Friday, September 28, 2012

So much in common, I supposed.

I'm a clutz. A bonafide, verified, genuine clutz. I don't even have to try to get bruises because they come looking for me. That cartoon where Daffy Duck steps on a 2x4 and gets whacked in the bill. I've done that. I am not really surprised when I get slammed because I've come to expect it even if I don't see it coming.

But sometimes other things happen in life that feel like you just got whacked in the bill by a 2x4 and you are surprised. Brutally, flagrantly surprised. You really don't see it coming and not only did you not see it coming you never even thought it would come.

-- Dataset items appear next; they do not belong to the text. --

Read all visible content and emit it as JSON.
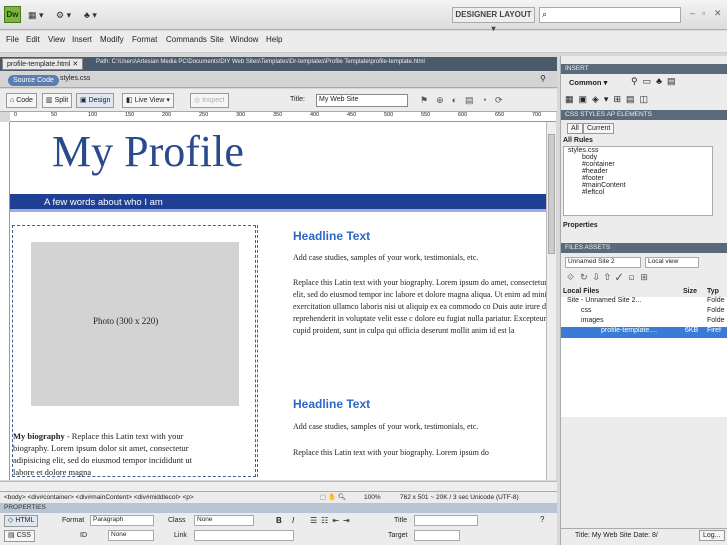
{
  "app": {
    "logo": "Dw",
    "layout": "DESIGNER LAYOUT",
    "search_placeholder": ""
  },
  "menu": [
    "File",
    "Edit",
    "View",
    "Insert",
    "Modify",
    "Format",
    "Commands",
    "Site",
    "Window",
    "Help"
  ],
  "doc": {
    "tab": "profile-template.html",
    "path": "Path: C:\\Users\\Artesian Media PC\\Documents\\DIY Web Sites\\Templates\\Dr-templates\\Profile Template\\profile-template.html",
    "source": "Source Code",
    "related": "styles.css"
  },
  "toolbar": {
    "code": "Code",
    "split": "Split",
    "design": "Design",
    "live": "Live View",
    "inspect": "Inspect",
    "title_label": "Title:",
    "title_value": "My Web Site"
  },
  "ruler": [
    "0",
    "50",
    "100",
    "150",
    "200",
    "250",
    "300",
    "350",
    "400",
    "450",
    "500",
    "550",
    "600",
    "650",
    "700"
  ],
  "page": {
    "heading": "My Profile",
    "tagline": "A few words about who I am",
    "photo": "Photo (300 x 220)",
    "bio_label": "My biography",
    "bio": " - Replace this Latin text with your biography. Lorem ipsum dolor sit amet, consectetur adipisicing elit, sed do eiusmod tempor incididunt ut labore et dolore magna",
    "h1": "Headline Text",
    "p1": "Add case studies, samples of your work, testimonials, etc.",
    "p2": "Replace this Latin text with your biography. Lorem ipsum do amet, consectetur adipisicing elit, sed do eiusmod tempor inc labore et dolore magna aliqua. Ut enim ad minim veniam, qui exercitation ullamco laboris nisi ut aliquip ex ea commodo co Duis aute irure dolor in reprehenderit in voluptate velit esse c dolore eu fugiat nulla pariatur. Excepteur sint occaecat cupid proident, sunt in culpa qui officia deserunt mollit anim id est la",
    "h2": "Headline Text",
    "p3": "Add case studies, samples of your work, testimonials, etc.",
    "p4": "Replace this Latin text with your biography. Lorem ipsum do"
  },
  "status": {
    "tags": "<body> <div#container> <div#mainContent> <div#middlecol> <p>",
    "zoom": "100%",
    "size": "762 x 501 ~ 20K / 3 sec Unicode (UTF-8)"
  },
  "properties": {
    "title": "PROPERTIES",
    "html": "HTML",
    "css": "CSS",
    "format_label": "Format",
    "format_val": "Paragraph",
    "class_label": "Class",
    "class_val": "None",
    "id_label": "ID",
    "id_val": "None",
    "link_label": "Link",
    "title_label": "Title",
    "target_label": "Target",
    "bold": "B",
    "italic": "I"
  },
  "panels": {
    "insert": "INSERT",
    "common": "Common",
    "css_tab": "CSS STYLES",
    "ap_tab": "AP ELEMENTS",
    "all": "All",
    "current": "Current",
    "all_rules": "All Rules",
    "rules": [
      "styles.css",
      "body",
      "#container",
      "#header",
      "#footer",
      "#mainContent",
      "#leftcol"
    ],
    "properties": "Properties",
    "files_tab": "FILES",
    "assets_tab": "ASSETS",
    "site": "Unnamed Site 2",
    "view": "Local view",
    "local_files": "Local Files",
    "size": "Size",
    "type": "Typ",
    "files": [
      {
        "name": "Site - Unnamed Site 2...",
        "size": "",
        "type": "Folde"
      },
      {
        "name": "css",
        "size": "",
        "type": "Folde"
      },
      {
        "name": "images",
        "size": "",
        "type": "Folde"
      },
      {
        "name": "profile-template....",
        "size": "6KB",
        "type": "Firef"
      }
    ],
    "footer": "Title: My Web Site  Date: 8/",
    "log": "Log..."
  }
}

It happened this morning while I was erasing pages from my daughter's language arts workbook. Being the frugal mom that I am I purchased a used workbook that was adverised on a homeschool site. It said that a few pages had been filled in with a pencil, 'easily erased' it said. I said, 'sold'!  We've had if for several months and I've been erasing the pages as I need them.

Erasing someone elses words seems like a benign task, especially when they've been written lightly on a page by a child. A child that is my own child's age who is also home schooled like my own child. So much in common. A family that chose to school their child like our family did. I enter what I now realize may be a romanticized view of other people in the world. I assume we have so much in common and on the surface we do but then I see it.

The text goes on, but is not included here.